The 2008-9 recession saw markets plummet 50%. It’s anyone’s guess, but I haven’t heard any analyst I know or in the media project lower than 50%. After yesterday’s closing bell, Goldman Sachs warned clients that the S&P could bottom at 2,000 by mid-year, which means a 41% plunge from record highs set only last month.
Based on what financial analysts I’ve read and heard and from those I’ve spoken to, I agree that we will bottom at 40%, but I won’t guess when. It comes down to one metric: the number of new cases, particularly the in the U.S. If American new American cases start declining, then investors will regain confidence and markets will bounce sharply. Europe and North America are now locking down and launching widespread testing.
The incubation period for the virus is two weeks, so I expect cases to increase—and pressure stocks down, but testing, public lockdowns and and public awareness to self-isolate should help contain the spread of COVID-19 after March. Keep an eye on new cases.

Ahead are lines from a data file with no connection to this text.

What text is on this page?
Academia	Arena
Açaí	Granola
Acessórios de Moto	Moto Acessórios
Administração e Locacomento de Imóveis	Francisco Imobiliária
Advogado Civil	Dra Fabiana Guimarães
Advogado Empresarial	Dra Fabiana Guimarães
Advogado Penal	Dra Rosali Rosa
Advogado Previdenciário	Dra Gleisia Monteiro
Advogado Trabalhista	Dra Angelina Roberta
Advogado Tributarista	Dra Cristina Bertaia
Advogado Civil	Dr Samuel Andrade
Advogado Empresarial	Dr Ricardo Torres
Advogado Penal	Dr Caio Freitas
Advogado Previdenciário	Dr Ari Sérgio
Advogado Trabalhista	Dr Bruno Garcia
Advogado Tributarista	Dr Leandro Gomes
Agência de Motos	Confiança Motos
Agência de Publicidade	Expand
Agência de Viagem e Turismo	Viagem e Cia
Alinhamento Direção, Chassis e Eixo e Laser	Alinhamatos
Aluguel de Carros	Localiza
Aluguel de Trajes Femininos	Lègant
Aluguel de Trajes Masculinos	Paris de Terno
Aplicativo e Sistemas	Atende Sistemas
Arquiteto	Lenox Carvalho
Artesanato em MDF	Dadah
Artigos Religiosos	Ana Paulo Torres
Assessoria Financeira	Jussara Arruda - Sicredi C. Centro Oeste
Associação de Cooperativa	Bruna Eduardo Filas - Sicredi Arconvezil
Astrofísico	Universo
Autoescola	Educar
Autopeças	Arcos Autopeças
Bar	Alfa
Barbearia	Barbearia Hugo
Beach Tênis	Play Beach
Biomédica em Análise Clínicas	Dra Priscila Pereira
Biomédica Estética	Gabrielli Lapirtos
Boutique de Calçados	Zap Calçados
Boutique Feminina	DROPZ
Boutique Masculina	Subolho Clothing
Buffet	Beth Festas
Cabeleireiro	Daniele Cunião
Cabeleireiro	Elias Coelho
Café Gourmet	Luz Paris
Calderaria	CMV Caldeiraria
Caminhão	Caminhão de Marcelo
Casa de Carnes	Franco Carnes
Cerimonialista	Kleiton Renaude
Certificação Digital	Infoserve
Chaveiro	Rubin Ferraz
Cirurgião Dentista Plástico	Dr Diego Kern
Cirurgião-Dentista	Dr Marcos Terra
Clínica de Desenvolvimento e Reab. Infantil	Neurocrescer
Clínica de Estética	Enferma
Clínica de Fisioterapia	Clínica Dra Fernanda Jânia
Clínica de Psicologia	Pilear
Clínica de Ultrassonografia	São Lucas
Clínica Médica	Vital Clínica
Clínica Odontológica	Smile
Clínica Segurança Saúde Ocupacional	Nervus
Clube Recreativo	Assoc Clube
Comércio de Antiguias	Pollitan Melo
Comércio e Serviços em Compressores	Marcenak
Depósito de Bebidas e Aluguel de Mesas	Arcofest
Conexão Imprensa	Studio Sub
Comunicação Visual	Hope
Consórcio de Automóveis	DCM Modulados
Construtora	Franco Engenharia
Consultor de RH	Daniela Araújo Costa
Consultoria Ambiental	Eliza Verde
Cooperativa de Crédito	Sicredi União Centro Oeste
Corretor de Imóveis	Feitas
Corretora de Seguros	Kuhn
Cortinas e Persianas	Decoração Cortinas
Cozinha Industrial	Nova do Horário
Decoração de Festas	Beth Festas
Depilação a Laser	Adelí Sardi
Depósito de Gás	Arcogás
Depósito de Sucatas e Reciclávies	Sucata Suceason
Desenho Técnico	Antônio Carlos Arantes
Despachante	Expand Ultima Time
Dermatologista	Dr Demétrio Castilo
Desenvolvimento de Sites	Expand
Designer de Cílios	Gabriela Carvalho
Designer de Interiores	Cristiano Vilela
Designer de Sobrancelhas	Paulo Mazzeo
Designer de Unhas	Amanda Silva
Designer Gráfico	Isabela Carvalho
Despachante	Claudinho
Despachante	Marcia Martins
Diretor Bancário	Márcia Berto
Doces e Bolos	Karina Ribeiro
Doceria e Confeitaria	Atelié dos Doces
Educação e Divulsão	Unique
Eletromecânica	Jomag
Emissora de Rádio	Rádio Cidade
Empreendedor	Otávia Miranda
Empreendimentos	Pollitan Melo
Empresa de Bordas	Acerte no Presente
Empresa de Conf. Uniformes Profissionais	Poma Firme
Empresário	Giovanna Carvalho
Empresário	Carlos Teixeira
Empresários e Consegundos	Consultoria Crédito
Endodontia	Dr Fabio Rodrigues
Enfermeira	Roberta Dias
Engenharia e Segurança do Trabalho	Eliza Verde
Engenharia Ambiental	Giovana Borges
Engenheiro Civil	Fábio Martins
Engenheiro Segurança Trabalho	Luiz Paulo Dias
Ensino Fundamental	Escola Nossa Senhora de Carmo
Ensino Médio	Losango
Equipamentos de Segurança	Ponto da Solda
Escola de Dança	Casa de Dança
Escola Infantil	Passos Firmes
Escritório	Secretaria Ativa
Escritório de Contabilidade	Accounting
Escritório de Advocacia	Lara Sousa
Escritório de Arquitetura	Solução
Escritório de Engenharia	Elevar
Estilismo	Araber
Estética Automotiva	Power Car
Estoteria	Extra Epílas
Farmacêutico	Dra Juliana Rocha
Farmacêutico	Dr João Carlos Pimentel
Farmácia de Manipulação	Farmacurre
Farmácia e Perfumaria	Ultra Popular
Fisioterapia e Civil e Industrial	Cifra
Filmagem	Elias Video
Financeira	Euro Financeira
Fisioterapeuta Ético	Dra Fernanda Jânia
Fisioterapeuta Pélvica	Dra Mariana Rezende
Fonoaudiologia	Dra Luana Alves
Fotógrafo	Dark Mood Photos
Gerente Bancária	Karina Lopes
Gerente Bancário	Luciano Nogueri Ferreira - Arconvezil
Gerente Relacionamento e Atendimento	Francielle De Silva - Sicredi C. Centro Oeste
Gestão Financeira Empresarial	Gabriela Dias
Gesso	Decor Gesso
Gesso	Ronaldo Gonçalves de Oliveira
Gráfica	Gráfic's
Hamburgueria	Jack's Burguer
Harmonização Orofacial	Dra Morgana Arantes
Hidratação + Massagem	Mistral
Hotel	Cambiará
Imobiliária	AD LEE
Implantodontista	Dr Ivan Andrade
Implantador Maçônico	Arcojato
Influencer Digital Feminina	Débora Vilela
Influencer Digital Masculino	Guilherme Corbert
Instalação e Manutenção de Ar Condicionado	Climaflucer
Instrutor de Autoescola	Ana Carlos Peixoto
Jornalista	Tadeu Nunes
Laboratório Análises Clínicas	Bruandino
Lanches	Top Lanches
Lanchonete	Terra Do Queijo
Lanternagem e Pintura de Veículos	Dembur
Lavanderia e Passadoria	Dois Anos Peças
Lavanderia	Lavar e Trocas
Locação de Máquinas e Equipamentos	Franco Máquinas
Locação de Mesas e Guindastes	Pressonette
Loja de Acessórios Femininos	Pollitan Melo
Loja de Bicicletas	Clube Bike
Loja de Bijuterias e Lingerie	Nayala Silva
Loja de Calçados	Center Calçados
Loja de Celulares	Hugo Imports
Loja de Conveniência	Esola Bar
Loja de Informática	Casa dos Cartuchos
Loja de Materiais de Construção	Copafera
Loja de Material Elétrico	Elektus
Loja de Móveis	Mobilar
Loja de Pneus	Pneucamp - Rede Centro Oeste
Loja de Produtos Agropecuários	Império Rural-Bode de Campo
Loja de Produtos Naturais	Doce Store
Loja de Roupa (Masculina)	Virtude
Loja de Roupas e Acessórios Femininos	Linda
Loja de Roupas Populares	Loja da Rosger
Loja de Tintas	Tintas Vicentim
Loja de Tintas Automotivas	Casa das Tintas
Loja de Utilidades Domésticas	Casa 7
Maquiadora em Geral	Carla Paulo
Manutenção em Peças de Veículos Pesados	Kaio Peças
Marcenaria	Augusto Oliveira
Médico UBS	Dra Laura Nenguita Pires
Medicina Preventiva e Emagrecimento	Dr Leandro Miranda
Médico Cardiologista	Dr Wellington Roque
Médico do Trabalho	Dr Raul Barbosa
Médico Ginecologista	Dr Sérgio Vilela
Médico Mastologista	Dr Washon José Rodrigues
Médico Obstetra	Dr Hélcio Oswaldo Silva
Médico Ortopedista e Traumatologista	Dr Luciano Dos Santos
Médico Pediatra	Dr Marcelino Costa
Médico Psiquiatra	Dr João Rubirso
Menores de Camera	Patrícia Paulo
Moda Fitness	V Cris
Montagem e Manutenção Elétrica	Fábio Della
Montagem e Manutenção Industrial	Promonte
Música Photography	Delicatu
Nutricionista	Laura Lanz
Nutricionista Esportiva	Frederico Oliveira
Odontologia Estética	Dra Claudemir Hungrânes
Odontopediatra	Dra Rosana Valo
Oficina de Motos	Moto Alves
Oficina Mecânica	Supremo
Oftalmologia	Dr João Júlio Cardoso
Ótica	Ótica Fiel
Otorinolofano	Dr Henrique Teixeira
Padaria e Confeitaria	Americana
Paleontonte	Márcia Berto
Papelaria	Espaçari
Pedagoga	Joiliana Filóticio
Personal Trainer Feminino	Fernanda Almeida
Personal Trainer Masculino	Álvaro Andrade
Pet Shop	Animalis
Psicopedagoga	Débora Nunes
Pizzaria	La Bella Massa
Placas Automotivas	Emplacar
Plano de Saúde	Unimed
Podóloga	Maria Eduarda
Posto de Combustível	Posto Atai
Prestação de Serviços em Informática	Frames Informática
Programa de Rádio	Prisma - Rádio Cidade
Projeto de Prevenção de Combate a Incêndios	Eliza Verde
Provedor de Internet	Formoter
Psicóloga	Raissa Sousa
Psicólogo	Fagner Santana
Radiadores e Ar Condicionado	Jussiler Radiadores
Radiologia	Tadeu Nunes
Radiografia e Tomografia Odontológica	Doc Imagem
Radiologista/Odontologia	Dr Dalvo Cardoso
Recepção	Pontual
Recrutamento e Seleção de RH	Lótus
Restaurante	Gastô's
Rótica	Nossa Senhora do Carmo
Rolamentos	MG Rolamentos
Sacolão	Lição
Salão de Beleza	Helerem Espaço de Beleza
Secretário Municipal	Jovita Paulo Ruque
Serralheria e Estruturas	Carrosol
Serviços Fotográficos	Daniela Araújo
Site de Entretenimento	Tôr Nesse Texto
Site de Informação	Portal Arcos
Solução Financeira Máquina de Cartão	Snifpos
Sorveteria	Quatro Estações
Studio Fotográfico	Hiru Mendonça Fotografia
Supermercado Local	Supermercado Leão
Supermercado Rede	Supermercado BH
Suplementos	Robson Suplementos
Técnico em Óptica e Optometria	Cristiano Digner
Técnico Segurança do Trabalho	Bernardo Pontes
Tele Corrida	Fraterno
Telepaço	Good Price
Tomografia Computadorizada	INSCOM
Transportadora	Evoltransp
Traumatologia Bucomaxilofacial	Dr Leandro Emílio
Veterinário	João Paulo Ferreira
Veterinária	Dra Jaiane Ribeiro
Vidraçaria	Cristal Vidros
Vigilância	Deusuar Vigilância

In what sector should I pick my COVID-19 Stocks to buy?
If your horizon is several years and you’re a buy-and-hold investor (not a trader) then consider utilities, REITs, payments, consumer stables and biotech stocks.
Utilities: With long-term contracts guaranteeing revenues and a growing ESG movement, names like Algonquin Power (Ross Healy loves this stock) will maintain their earnings and strong dividends.
REITs: Apartment demand will remain strong in markets like Vancouver and Toronto, regardless of the outcome of COVID-19. CAP REIT has had a tremendous run, and hasn’t fallen much during this brutal bear market. However, I can’t recommend mall REITs as strongly, as consumers stay home and buy on e-commerce.
Payments: Visa and Mastercard have performed relatively well, not falling as far as the benchmarks during most days, yet spiking higher on buying days. Because consumers are staying home, the overall number of purchases will take a hit this quarter (despite online shopping), but I expect pent-up demand to coincide with the warm spring weather that will come. In other words, I expect cases to level off in the U.S. and markets to bounce back.
Consumer staples: Cinemas, basketball games, even restaurants and bars are closing for the next few weeks, but grocers will remain open and are seeing long line-ups as people stock up on goods. Since Friday, Loblaw has soared $10 and is spiking 7% to almost $70 as I write.
Biotech: Actually, it’s a little late getting into this space and it’s bit of a lottery to pick which company will be the first to bring a proven COVID-19 vaccine to the world. That said, Regeneron is as good as any. Partnering with France’s Sanofi, Regeneron just announced it’s testing an anti-COVID-19 drug in 16 U.S. cities.
What COVID-19 Stocks sectors should I avoid?
Oil: The oil shock. Period.
Cannabis: Would have been down without the virus.
Travel (cruiselines): Hotels and airlines will be massacred this quarter, but once the rebound comes, businesspeople will travel and folks will vacation. If you hold hotels or airlines, keep holding. However, travelers won’t rush back to cruiselines, because they’ve proven themselves to be floating petri dishes of bacteria.